Marrakech – Morocco will dispatch 320 religious scholars to accompany Moroccan communities abroad during Ramadan 2026, continuing what has become an annual tradition since 1992.
The Hassan II Foundation for Moroccans Living Abroad announced that the delegation will depart February 16 to provide religious and spiritual guidance throughout the holy month.
The carefully structured delegation includes 39 university professors, 50 preachers holding doctoral degrees, 60 preachers with master’s degrees, and 75 preachers with bachelor’s degrees.
Additionally, 66 preachers will deliver sermons and lead Tarawih prayers, while 30 imams will focus exclusively on directing these evening prayers.
France will receive the largest contingent with 82 scholars, followed by Germany and Spain with 51 each. Belgium will host 42 delegates, the Netherlands 35, Italy 26, Canada 14, and the United States 6. Sweden will receive 5 scholars, England 3, while Hungary, Norway, Austria, Finland, and Iceland will each welcome one delegate.
According to the foundation, this annual Ramadan mission promotes Morocco’s religious constants while diffusing messages of peace, solidarity, and social cohesion aligned with principles of coexistence.
It also stresses that this religious accompaniment carries major religious, social, and symbolic significance for Moroccan expatriates.
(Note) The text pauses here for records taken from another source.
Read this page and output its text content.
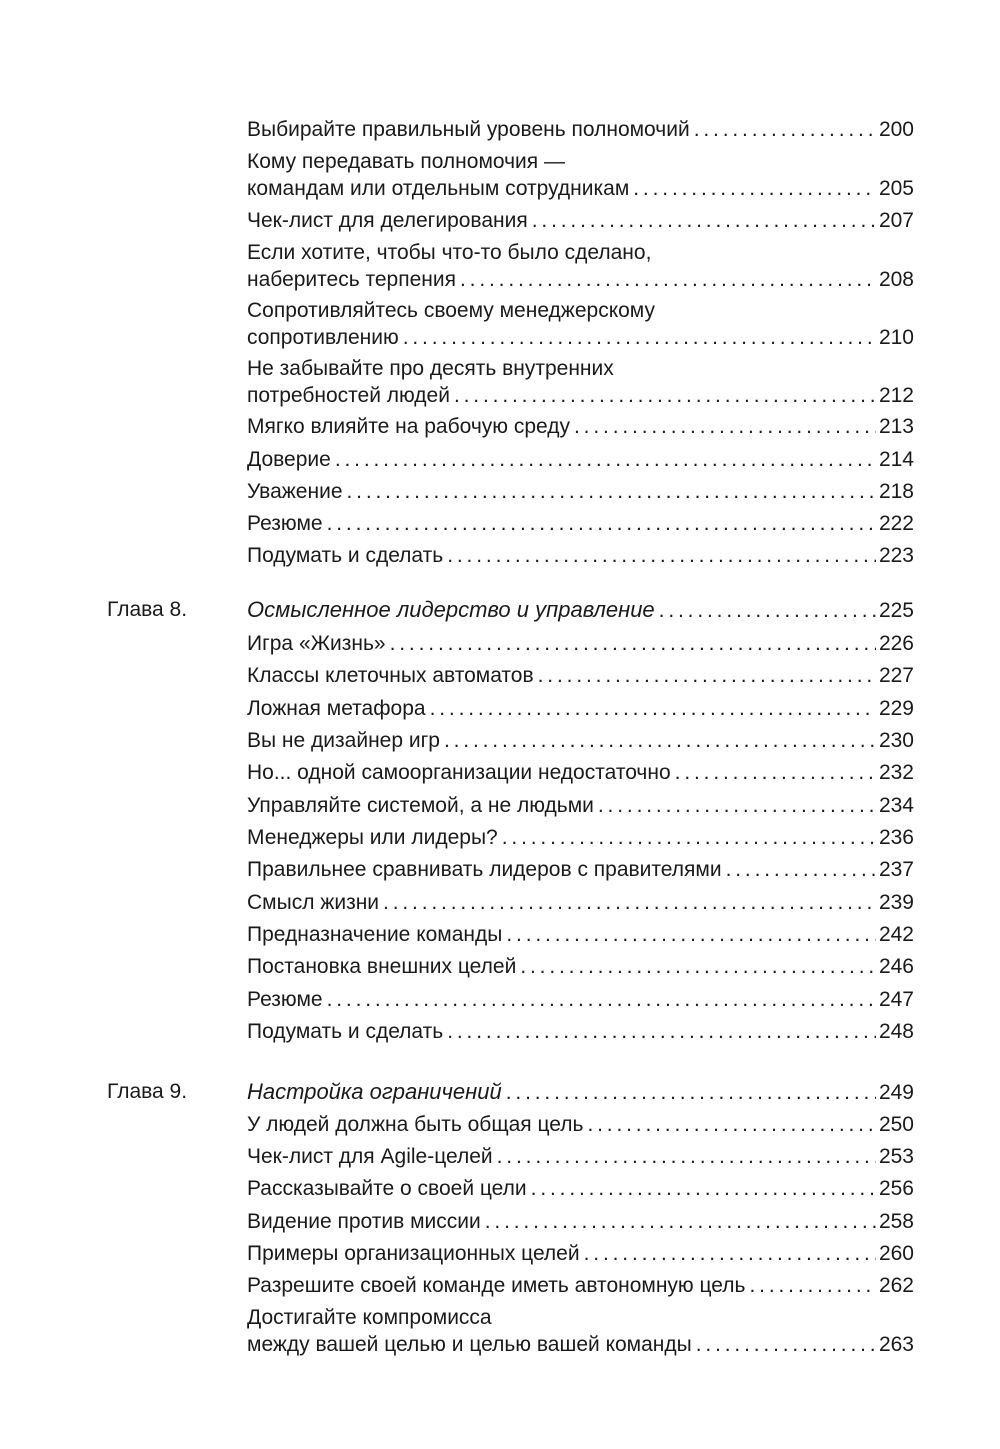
Выбирайте правильный уровень полномочий . . .	200
Кому передавать полномочия —
командам или отдельным сотрудникам . . .	205
Чек-лист для делегирования . . .	207
Если хотите, чтобы что-то было сделано,
наберитесь терпения . . .	208
Сопротивляйтесь своему менеджерскому
сопротивлению . . .	210
Не забывайте про десять внутренних
потребностей людей . . .	212
Мягко влияйте на рабочую среду . . .	213
Доверие . . .	214
Уважение . . .	218
Резюме . . .	222
Подумать и сделать . . .	223
Глава 8.	Осмысленное лидерство и управление . . .	225
Игра «Жизнь» . . .	226
Классы клеточных автоматов . . .	227
Ложная метафора . . .	229
Вы не дизайнер игр . . .	230
Но... одной самоорганизации недостаточно . . .	232
Управляйте системой, а не людьми . . .	234
Менеджеры или лидеры? . . .	236
Правильнее сравнивать лидеров с правителями . . .	237
Смысл жизни . . .	239
Предназначение команды . . .	242
Постановка внешних целей . . .	246
Резюме . . .	247
Подумать и сделать . . .	248
Глава 9.	Настройка ограничений . . .	249
У людей должна быть общая цель . . .	250
Чек-лист для Agile-целей . . .	253
Рассказывайте о своей цели . . .	256
Видение против миссии . . .	258
Примеры организационных целей . . .	260
Разрешите своей команде иметь автономную цель . . .	262
Достигайте компромисса
между вашей целью и целью вашей команды . . .	263
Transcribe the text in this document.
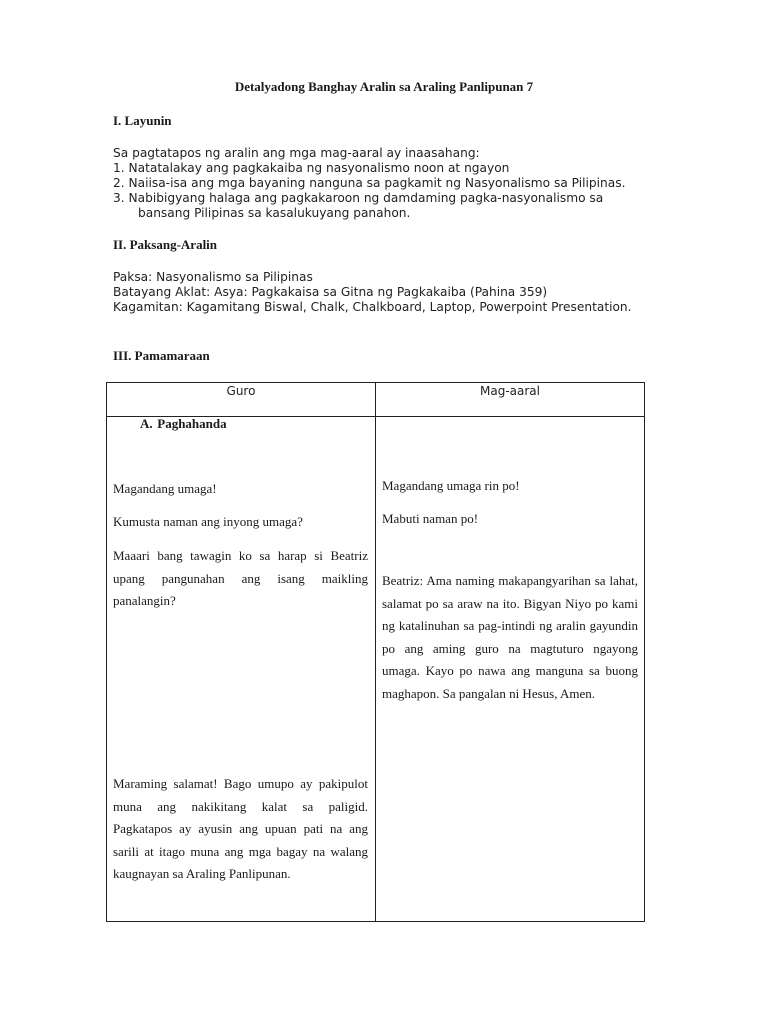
Detalyadong Banghay Aralin sa Araling Panlipunan 7
I. Layunin
Sa pagtatapos ng aralin ang mga mag-aaral ay inaasahang:
1. Natatalakay ang pagkakaiba ng nasyonalismo noon at ngayon
2. Naiisa-isa ang mga bayaning nanguna sa pagkamit ng Nasyonalismo sa Pilipinas.
3. Nabibigyang halaga ang pagkakaroon ng damdaming pagka-nasyonalismo sa
bansang Pilipinas sa kasalukuyang panahon.
II. Paksang-Aralin
Paksa: Nasyonalismo sa Pilipinas
Batayang Aklat: Asya: Pagkakaisa sa Gitna ng Pagkakaiba (Pahina 359)
Kagamitan: Kagamitang Biswal, Chalk, Chalkboard, Laptop, Powerpoint Presentation.
III. Pamamaraan
Guro	Mag-aaral
A. Paghahanda
Magandang umaga!
Kumusta naman ang inyong umaga?
Maaari bang tawagin ko sa harap si Beatriz upang pangunahan ang isang maikling panalangin?
Maraming salamat! Bago umupo ay pakipulot muna ang nakikitang kalat sa paligid. Pagkatapos ay ayusin ang upuan pati na ang sarili at itago muna ang mga bagay na walang kaugnayan sa Araling Panlipunan.
Magandang umaga rin po!
Mabuti naman po!
Beatriz: Ama naming makapangyarihan sa lahat, salamat po sa araw na ito. Bigyan Niyo po kami ng katalinuhan sa pag-intindi ng aralin gayundin po ang aming guro na magtuturo ngayong umaga. Kayo po nawa ang manguna sa buong maghapon. Sa pangalan ni Hesus, Amen.
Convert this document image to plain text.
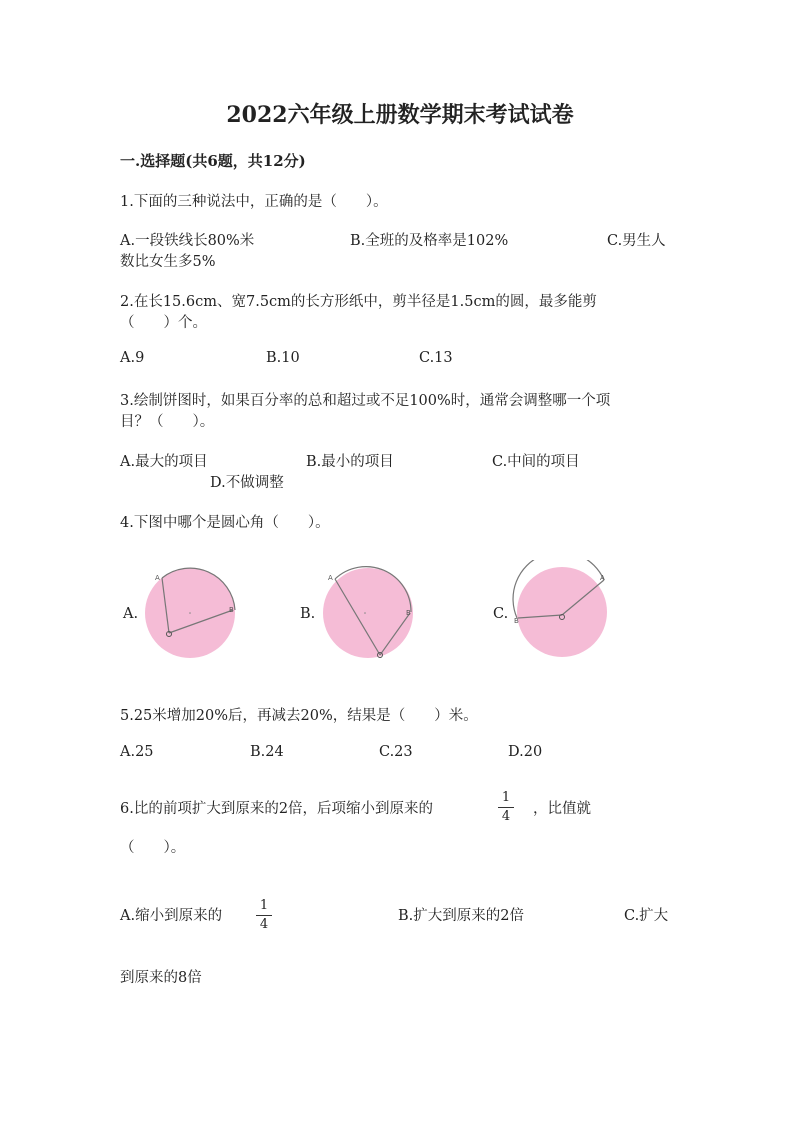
2022六年级上册数学期末考试试卷
一.选择题(共6题，共12分)
1.下面的三种说法中，正确的是（　　）。
A.一段铁线长80%米	B.全班的及格率是102%	C.男生人
数比女生多5%
2.在长15.6cm、宽7.5cm的长方形纸中，剪半径是1.5cm的圆，最多能剪
（　　）个。
A.9	B.10	C.13
3.绘制饼图时，如果百分率的总和超过或不足100%时，通常会调整哪一个项
目？（　　）。
A.最大的项目	B.最小的项目	C.中间的项目
D.不做调整
4.下图中哪个是圆心角（　　）。
A.	B.	C.
A
B
A
B
B
A
5.25米增加20%后，再减去20%，结果是（　　）米。
A.25	B.24	C.23	D.20
6.比的前项扩大到原来的2倍，后项缩小到原来的
1
4 ，比值就
（　　）。
A.缩小到原来的
1
4
B.扩大到原来的2倍	C.扩大
到原来的8倍
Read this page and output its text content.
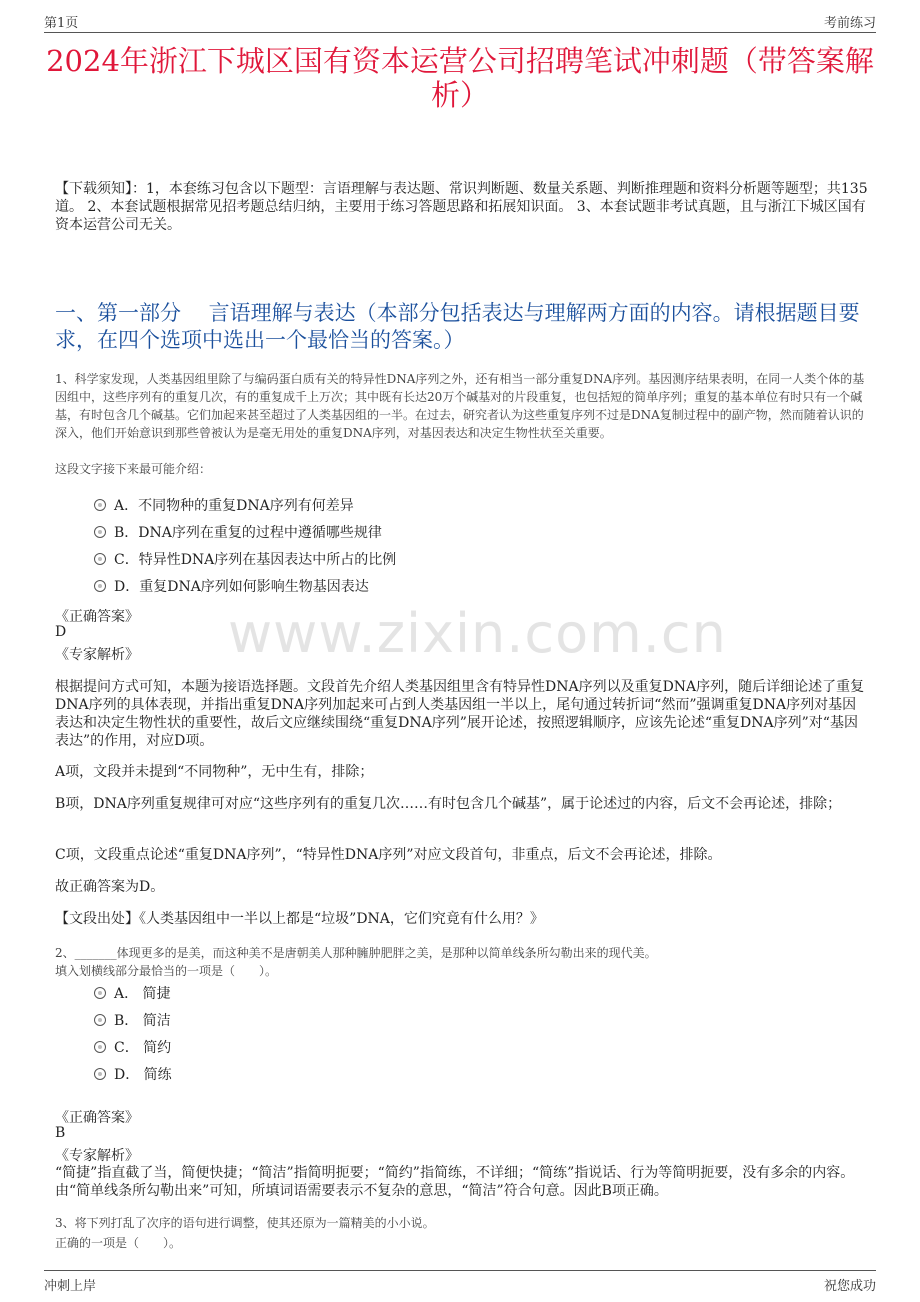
第1页	考前练习
2024年浙江下城区国有资本运营公司招聘笔试冲刺题（带答案解析）
【下载须知】：1，本套练习包含以下题型：言语理解与表达题、常识判断题、数量关系题、判断推理题和资料分析题等题型；共135道。 2、本套试题根据常见招考题总结归纳，主要用于练习答题思路和拓展知识面。 3、本套试题非考试真题，且与浙江下城区国有资本运营公司无关。
一、第一部分　 言语理解与表达（本部分包括表达与理解两方面的内容。请根据题目要求，在四个选项中选出一个最恰当的答案。）
www.zixin.com.cn
1、科学家发现，人类基因组里除了与编码蛋白质有关的特异性DNA序列之外，还有相当一部分重复DNA序列。基因测序结果表明，在同一人类个体的基因组中，这些序列有的重复几次，有的重复成千上万次；其中既有长达20万个碱基对的片段重复，也包括短的简单序列；重复的基本单位有时只有一个碱基，有时包含几个碱基。它们加起来甚至超过了人类基因组的一半。在过去，研究者认为这些重复序列不过是DNA复制过程中的副产物，然而随着认识的深入，他们开始意识到那些曾被认为是毫无用处的重复DNA序列，对基因表达和决定生物性状至关重要。
这段文字接下来最可能介绍：
A．不同物种的重复DNA序列有何差异
B．DNA序列在重复的过程中遵循哪些规律
C．特异性DNA序列在基因表达中所占的比例
D．重复DNA序列如何影响生物基因表达
《正确答案》
D
《专家解析》
根据提问方式可知，本题为接语选择题。文段首先介绍人类基因组里含有特异性DNA序列以及重复DNA序列，随后详细论述了重复DNA序列的具体表现，并指出重复DNA序列加起来可占到人类基因组一半以上，尾句通过转折词“然而”强调重复DNA序列对基因表达和决定生物性状的重要性，故后文应继续围绕“重复DNA序列”展开论述，按照逻辑顺序，应该先论述“重复DNA序列”对“基因表达”的作用，对应D项。
A项，文段并未提到“不同物种”，无中生有，排除；
B项，DNA序列重复规律可对应“这些序列有的重复几次……有时包含几个碱基”，属于论述过的内容，后文不会再论述，排除；
C项，文段重点论述“重复DNA序列”，“特异性DNA序列”对应文段首句，非重点，后文不会再论述，排除。
故正确答案为D。
【文段出处】《人类基因组中一半以上都是“垃圾”DNA，它们究竟有什么用？》
2、_______体现更多的是美，而这种美不是唐朝美人那种臃肿肥胖之美，是那种以简单线条所勾勒出来的现代美。
填入划横线部分最恰当的一项是（　　）。
A． 简捷
B． 简洁
C． 简约
D． 简练
《正确答案》
B
《专家解析》
“简捷”指直截了当，简便快捷；“简洁”指简明扼要；“简约”指简练，不详细；“简练”指说话、行为等简明扼要，没有多余的内容。由“简单线条所勾勒出来”可知，所填词语需要表示不复杂的意思，“简洁”符合句意。因此B项正确。
3、将下列打乱了次序的语句进行调整，使其还原为一篇精美的小小说。
正确的一项是（　　）。
冲刺上岸	祝您成功
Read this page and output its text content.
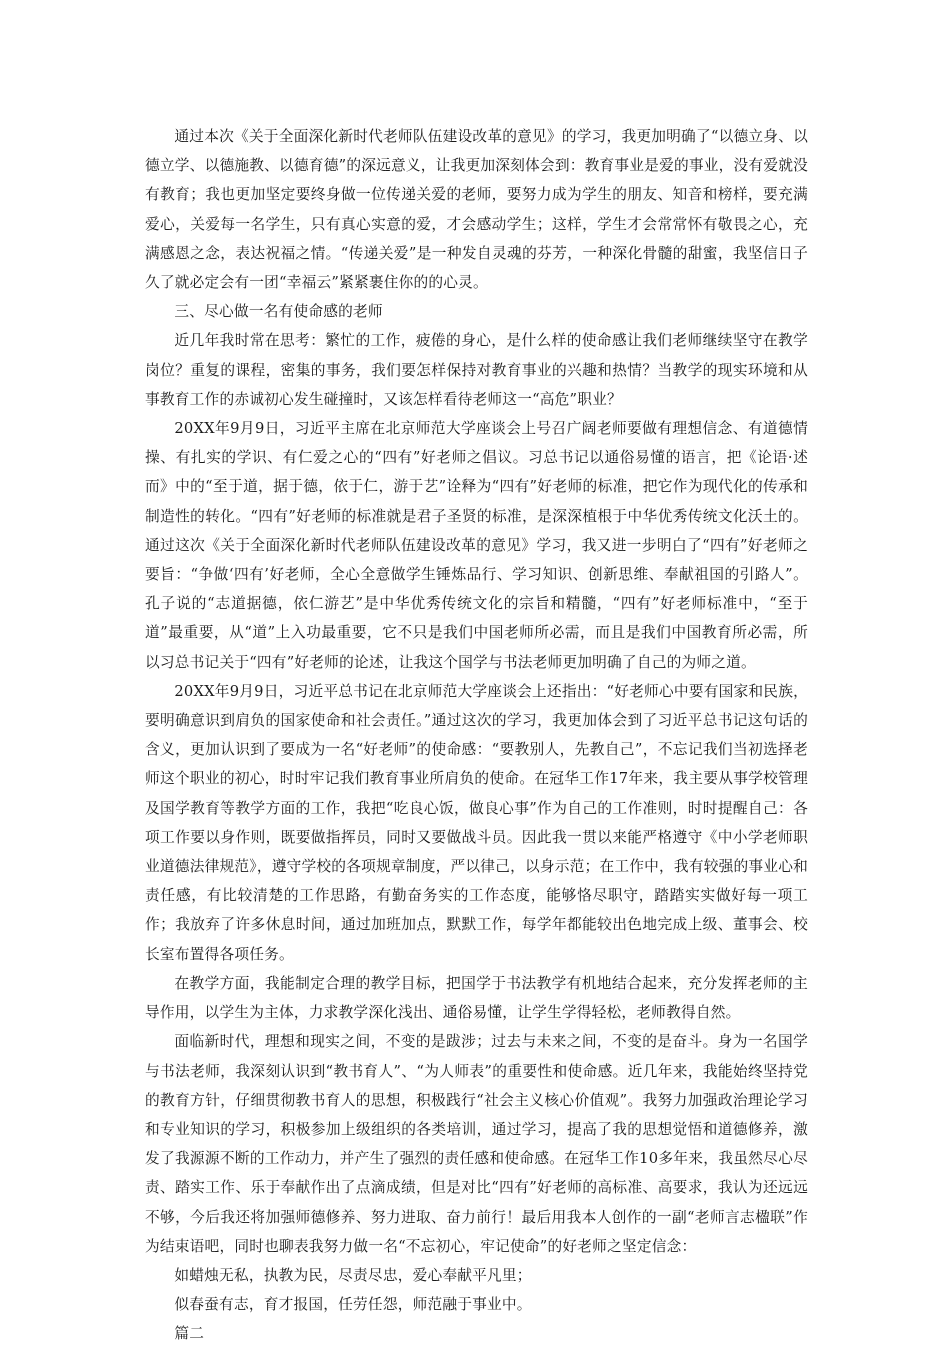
通过本次《关于全面深化新时代老师队伍建设改革的意见》的学习，我更加明确了“以德立身、以德立学、以德施教、以德育德”的深远意义，让我更加深刻体会到：教育事业是爱的事业，没有爱就没有教育；我也更加坚定要终身做一位传递关爱的老师，要努力成为学生的朋友、知音和榜样，要充满爱心，关爱每一名学生，只有真心实意的爱，才会感动学生；这样，学生才会常常怀有敬畏之心，充满感恩之念，表达祝福之情。“传递关爱”是一种发自灵魂的芬芳，一种深化骨髓的甜蜜，我坚信日子久了就必定会有一团“幸福云”紧紧裹住你的的心灵。

三、尽心做一名有使命感的老师

近几年我时常在思考：繁忙的工作，疲倦的身心，是什么样的使命感让我们老师继续坚守在教学岗位？重复的课程，密集的事务，我们要怎样保持对教育事业的兴趣和热情？当教学的现实环境和从事教育工作的赤诚初心发生碰撞时，又该怎样看待老师这一“高危”职业？

20XX年9月9日，习近平主席在北京师范大学座谈会上号召广阔老师要做有理想信念、有道德情操、有扎实的学识、有仁爱之心的“四有”好老师之倡议。习总书记以通俗易懂的语言，把《论语·述而》中的“至于道，据于德，依于仁，游于艺”诠释为“四有”好老师的标准，把它作为现代化的传承和制造性的转化。“四有”好老师的标准就是君子圣贤的标准，是深深植根于中华优秀传统文化沃土的。通过这次《关于全面深化新时代老师队伍建设改革的意见》学习，我又进一步明白了“四有”好老师之要旨：“争做‘四有’好老师，全心全意做学生锤炼品行、学习知识、创新思维、奉献祖国的引路人”。孔子说的“志道据德，依仁游艺”是中华优秀传统文化的宗旨和精髓，“四有”好老师标准中，“至于道”最重要，从“道”上入功最重要，它不只是我们中国老师所必需，而且是我们中国教育所必需，所以习总书记关于“四有”好老师的论述，让我这个国学与书法老师更加明确了自己的为师之道。

20XX年9月9日，习近平总书记在北京师范大学座谈会上还指出：“好老师心中要有国家和民族，要明确意识到肩负的国家使命和社会责任。”通过这次的学习，我更加体会到了习近平总书记这句话的含义，更加认识到了要成为一名“好老师”的使命感：“要教别人，先教自己”，不忘记我们当初选择老师这个职业的初心，时时牢记我们教育事业所肩负的使命。在冠华工作17年来，我主要从事学校管理及国学教育等教学方面的工作，我把“吃良心饭，做良心事”作为自己的工作准则，时时提醒自己：各项工作要以身作则，既要做指挥员，同时又要做战斗员。因此我一贯以来能严格遵守《中小学老师职业道德法律规范》，遵守学校的各项规章制度，严以律己，以身示范；在工作中，我有较强的事业心和责任感，有比较清楚的工作思路，有勤奋务实的工作态度，能够恪尽职守，踏踏实实做好每一项工作；我放弃了许多休息时间，通过加班加点，默默工作，每学年都能较出色地完成上级、董事会、校长室布置得各项任务。

在教学方面，我能制定合理的教学目标，把国学于书法教学有机地结合起来，充分发挥老师的主导作用，以学生为主体，力求教学深化浅出、通俗易懂，让学生学得轻松，老师教得自然。

面临新时代，理想和现实之间，不变的是跋涉；过去与未来之间，不变的是奋斗。身为一名国学与书法老师，我深刻认识到“教书育人”、“为人师表”的重要性和使命感。近几年来，我能始终坚持党的教育方针，仔细贯彻教书育人的思想，积极践行“社会主义核心价值观”。我努力加强政治理论学习和专业知识的学习，积极参加上级组织的各类培训，通过学习，提高了我的思想觉悟和道德修养，激发了我源源不断的工作动力，并产生了强烈的责任感和使命感。在冠华工作10多年来，我虽然尽心尽责、踏实工作、乐于奉献作出了点滴成绩，但是对比“四有”好老师的高标准、高要求，我认为还远远不够，今后我还将加强师德修养、努力进取、奋力前行！最后用我本人创作的一副“老师言志楹联”作为结束语吧，同时也聊表我努力做一名“不忘初心，牢记使命”的好老师之坚定信念：

如蜡烛无私，执教为民，尽责尽忠，爱心奉献平凡里；

似春蚕有志，育才报国，任劳任怨，师范融于事业中。

篇二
A look into Morocco’s religious diplomacy
Morocco’s religious diplomacy is often read almost exclusively through its African projection – imam training, Sufi networks, and the Maliki-Ashʿari model exported southward. However, that reading is incomplete.
From an early stage, Rabat grasped that Europe was an equally central theater for influence, especially France. This understanding traces back to 1926 when Sultan Moulay Youssef inaugurated the Great Mosque of Paris. This was not symbolic charity to Muslims abroad; it was strategic statecraft.
The mosque emerged as a diplomatic artifact at the intersection of colonial gratitude (toward Muslim soldiers of World War I), Franco-Moroccan entanglement, and Morocco’s ambition to position itself as a legitimate religious reference for Islam in Europe.
From the outset, Paris was not merely hosting Islam – it was hosting a Moroccan-inflected Islam, embedded in Maliki jurisprudence and a monarchy that asserted religious legitimacy through history rather than ideology. In other words, Europe entered Morocco’s religious map not as a periphery, but as a domain to be shaped.
That logic has only intensified under King Mohammed VI, whose religious diplomacy rests on a dual objective: stabilizing Muslim practice in Europe while reinforcing Morocco’s geopolitical credibility as a moderating power.
The strategy is subtle but consistent – supporting mosque governance, clerical training, and religious discourse that counters both Salafi radicalism and populist European fears of political Islam.
Unlike Turkiye’s overt state-Islam export or Gulf funding networks, Morocco’s approach is relational and historical: it leverages diaspora ties, Franco-Moroccan memory, and institutional continuity. Europe, particularly France, becomes a testing ground where religious authority translates into soft power, security cooperation, and diplomatic trust.
In this sense, Moroccan religious diplomacy is not just about faith – it is about managing Islam as a geopolitical variable inside Europe itself, positioning Rabat as an indispensable interlocutor between European states and their Muslim citizens.